Ab Montag gilt Maskenpflicht in Ludwigshafen.

Coronavirus in Ludwigshafen: Viele Geschäfte wieder offen – auch die Rhein-Galerie

Aufgrund der neuen Corona-Verordnung dürfen wieder viele Geschäfte in Ludwigshafen öffnen. Die Läden müssen darauf achten, dass ihre Verkaufsfläche maximal 800 Quadratmeter groß ist und die strengen Hygienemaßnahmen eingehalten werden. Neben den Geschäften in der Innenstadt dürfen auch 30 Filialen in der Rhein-Galerie in Ludwigshafen nun wieder öffnen. 

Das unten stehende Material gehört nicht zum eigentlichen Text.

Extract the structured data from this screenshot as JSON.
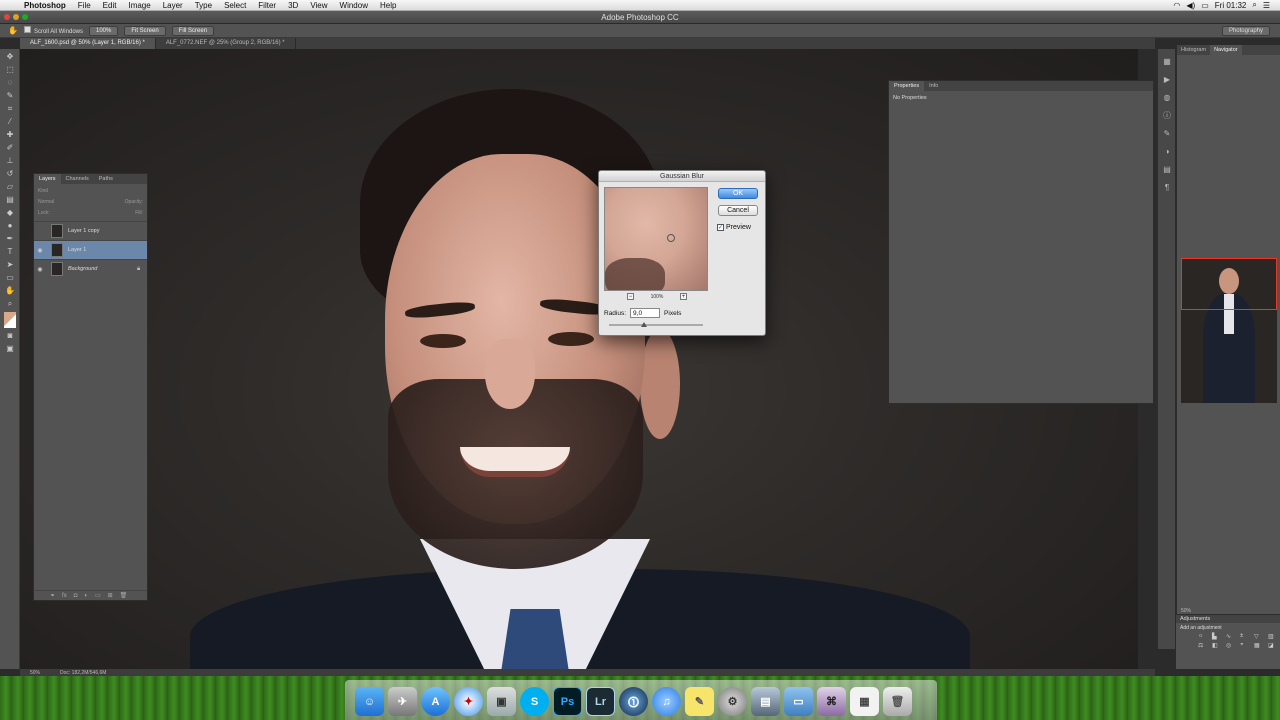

Diese Läden dürfen ab dem 20. April wieder aufmachen (einschließlich derer, die bereits die ganze Zeit geöffnet sein durften):

  • Geschäfte des Einzelhandels, wenn die Verkaufsfläche maximal 800 Quadratmeter beträgt 
  • Supermärkte, Drogerien und Getränkemärkte 
  • Wochenmärkte 
  • Apotheken und Sanitätshäuser 
  • Tankstellen 
  • Auto- und Lastwagenhändler, einschließlich des einschlägigen Ersatzteilhandels, Fahrradhändler 
  • Autowaschanlagen 
  • Banken und Sparkassen 
  • Poststellen 
  • Reinigungen, Waschsalons 
  • Buchhandlungen, Büchereien, Zeitungs- und Zeitschriftenverkauf, Bibliotheken und Archive 
  • Bau-, Gartenbau- und Tierbedarfsmärkte 
  • Großhandel 
  • Zoos, Tierparks und botanische Gärten

Friseure dürfen ab dem 4. Mai ihre Salons öffnen und Schulen nehmen ab dem 27. April wieder den Betrieb auf. Allerdings erst einmal nur für Abschlussklassen sowie vierte Klassen von Grundschulen. Kitas bleiben weiterhin zu und nur Kinder von „systemrelevanten“ Eltern werden notbetreut. Das Angebot hierfür wird sich aber erweitern. 

Die Coronavirus-Pandemie stellt viele Menschen vor nicht-alltägliche Situationen und Probleme. Da Atemschutzmasken schon seit Beginn der Corona-Krise Mangelware sind und sich nicht jeder eine eigene Maske nähen kann, fragen sich jetzt viele Menschen, wie sie die Anforderungen der Maskenpflicht nachkommen sollen. Glücklicherweise gibt es in Heidelberg, Mannheim, Ludwigshafen und Region einige Orte, wo man sich kostengünstig Masken schneidern lassen kann. Vor einem anderen Problem stehen Brautpaare, denn sie müssen sich jetzt entscheiden, ob sie sich trauen (lassen) oder erst mal auf die Post-Corona-Zeit warten wollen.

Am 1. Mai Wochenende waren in Heidelberg, Mannheim und im gesamten Rhein-Neckar-Kreis „Corona-Streifen“ unterwegs, um die Corona-Verordnung durchzusetzen. Insgesamt beklagt die Polizei sehr wenig Verstöße, allerdings gab es auch einige schwarze Schafe.